For immediate release – Following the Philippine government’s regulation of both Uber and GrabCar, the newly elected board of the Bitcoin Organization of the Philippines (BOP) seeks to create a similar legal framework for the cryptocurrency.
In the wake of the Philippine government regulating both Uber and GrabCar, the newly elected board of the Bitcoin Organization of the Philippines (BOP) aims to work with Banko Sental ng Pilipinas (BSP) to create a similar legal framework for the cryptocurrency.
“If you had told me a few years ago that the Philippine government would be collaborating with the tech world, I would not have believed you. But things have changed. The government has realized that the key to our country’s prosperity is technology, and the next sector we must regulate within it is crystal clear: Bitcoin,” said Joe Maristela, one of the newly elected BOP board members.
Maristela is a serial entrepreneur in the healthcare industry; an angel investor who recently led the seed round of Bitcoin umbrella company, Satoshi Citadel Industries; and the co-founder and publisher behind Cointelegraph Philippines. He also wants to influence Bitcoin regulation at the political level, as he plans on running for public office in 2016 (Kagawad of the Barangay San Lorenzo, Makati City).

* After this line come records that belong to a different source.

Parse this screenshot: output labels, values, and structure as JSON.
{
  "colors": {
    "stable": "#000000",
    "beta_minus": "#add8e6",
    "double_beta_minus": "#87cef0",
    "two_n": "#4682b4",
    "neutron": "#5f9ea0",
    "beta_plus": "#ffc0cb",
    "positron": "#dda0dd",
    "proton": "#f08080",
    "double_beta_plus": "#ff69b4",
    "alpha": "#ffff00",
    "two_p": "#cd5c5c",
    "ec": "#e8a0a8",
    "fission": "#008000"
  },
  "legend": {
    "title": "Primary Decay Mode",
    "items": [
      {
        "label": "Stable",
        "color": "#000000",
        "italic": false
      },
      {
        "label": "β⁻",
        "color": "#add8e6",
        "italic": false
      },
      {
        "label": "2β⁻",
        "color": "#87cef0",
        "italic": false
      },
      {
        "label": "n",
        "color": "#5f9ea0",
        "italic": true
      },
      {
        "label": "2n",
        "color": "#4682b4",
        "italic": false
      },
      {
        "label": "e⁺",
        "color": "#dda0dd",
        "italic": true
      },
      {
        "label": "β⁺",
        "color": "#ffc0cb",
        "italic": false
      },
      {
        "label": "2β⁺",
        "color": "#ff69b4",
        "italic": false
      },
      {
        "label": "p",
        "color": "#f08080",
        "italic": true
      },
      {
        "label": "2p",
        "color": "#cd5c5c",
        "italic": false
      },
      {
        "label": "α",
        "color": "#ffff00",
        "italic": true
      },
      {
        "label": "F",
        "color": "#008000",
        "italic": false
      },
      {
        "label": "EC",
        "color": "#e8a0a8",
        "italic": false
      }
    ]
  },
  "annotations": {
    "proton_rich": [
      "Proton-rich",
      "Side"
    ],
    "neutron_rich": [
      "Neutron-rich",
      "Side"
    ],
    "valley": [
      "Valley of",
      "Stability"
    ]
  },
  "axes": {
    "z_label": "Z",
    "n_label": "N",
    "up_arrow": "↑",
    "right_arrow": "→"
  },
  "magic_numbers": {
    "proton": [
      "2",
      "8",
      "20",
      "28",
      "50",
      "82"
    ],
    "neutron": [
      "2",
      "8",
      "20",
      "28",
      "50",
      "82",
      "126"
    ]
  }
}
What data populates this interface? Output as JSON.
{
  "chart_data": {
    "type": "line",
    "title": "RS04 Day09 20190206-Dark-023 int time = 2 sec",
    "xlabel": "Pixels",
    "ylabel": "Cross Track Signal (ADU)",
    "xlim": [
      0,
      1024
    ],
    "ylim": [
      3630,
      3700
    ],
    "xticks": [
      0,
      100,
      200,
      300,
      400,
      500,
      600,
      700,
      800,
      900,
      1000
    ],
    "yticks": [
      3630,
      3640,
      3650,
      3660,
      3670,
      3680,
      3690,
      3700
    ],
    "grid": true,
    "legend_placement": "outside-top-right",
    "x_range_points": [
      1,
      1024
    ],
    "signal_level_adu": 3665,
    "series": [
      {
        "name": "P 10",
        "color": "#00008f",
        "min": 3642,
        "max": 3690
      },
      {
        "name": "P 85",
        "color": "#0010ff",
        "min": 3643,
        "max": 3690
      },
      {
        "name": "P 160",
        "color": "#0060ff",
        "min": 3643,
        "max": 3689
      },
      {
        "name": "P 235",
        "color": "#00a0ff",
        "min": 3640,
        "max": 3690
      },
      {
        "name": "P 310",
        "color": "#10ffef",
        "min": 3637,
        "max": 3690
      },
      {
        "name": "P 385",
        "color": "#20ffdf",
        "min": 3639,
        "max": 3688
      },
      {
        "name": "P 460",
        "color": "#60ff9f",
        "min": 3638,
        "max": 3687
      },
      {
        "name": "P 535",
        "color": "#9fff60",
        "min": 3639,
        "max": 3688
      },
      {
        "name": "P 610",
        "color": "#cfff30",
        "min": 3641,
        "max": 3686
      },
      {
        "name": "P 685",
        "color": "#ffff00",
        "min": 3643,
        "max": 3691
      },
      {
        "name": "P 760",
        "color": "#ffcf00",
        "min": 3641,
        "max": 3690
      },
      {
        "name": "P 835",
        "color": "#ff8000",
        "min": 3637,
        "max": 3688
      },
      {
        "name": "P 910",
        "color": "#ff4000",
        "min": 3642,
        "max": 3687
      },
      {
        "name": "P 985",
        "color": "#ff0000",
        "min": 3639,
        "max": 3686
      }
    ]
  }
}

Maristela is joined on the board by John Bailon, the CEO and co-founder of Satoshi Citadel Industries, as well as JJ Disini, the managing partner of Disini & Disini Law Office. The three are the freshly elected board members for the first and only SEC registered non-profit organization dedicated to advancing Bitcoin adoption in the Philippines, which was founded in 2014.
The BOP was formed partly in response to the BSP, who approached the fledgling Bitcoin community in the Philippines and advised them that having an official organization could best help its advancement and regulation.
The BOP board believes that Bitcoin should be the next focus of the Philippine government because it can prove to be a valuable conduit for remittances. Filipinos who send domestic or international remittances via Bitcoin will save money in comparison to sending the same amount via traditional money transfer services. This immediately benefits the remitter, of course, but also the country, as the saved money is pumped back into the economy through spend at other businesses.
“Uber and GrabCar were regulated because they serve the Filipino people: They make traveling from point A to point B easier, cheaper, and more efficient. In much the same way, Bitcoin should be regulated because it also serves the Filipino people: It makes sending money from point A to point B easier, cheaper, and more efficient,” said Maristela.
Maristela and the BOP board understand that Bitcoin regulation will not come easy. They are prepared to evangelize the benefits of Bitcoin all across the Philippines, holding educational workshops, informal meetups, and other events.
“Trying to drive Bitcoin adoption is always an uphill battle. Yet I find confidence in knowing that Filipinos are some of the most tech savvy people in the world. Just look at where Uber and GrabCar were a year or two ago, and where they are today, with their recent legalization. I believe that Bitcoin can find similar acceptance in the Philippines,” said Maristela.
The BOP welcomes membership from both individuals as well as businesses, who also have a stake in Bitcoin adoption. Small and medium enterprises (SMEs) that choose to accept Bitcoin as a form of payment open themselves up to new markets and revenue streams.
“For SMEs in the Philippines, Bitcoin is like what websites probably were in the early 1990s. Cryptocurrency sounds strange, and making the effort to accept it might seem unnecessary, but if you have the vision to do so at this stage, you are setting yourself up for success in the future,” said Maristela.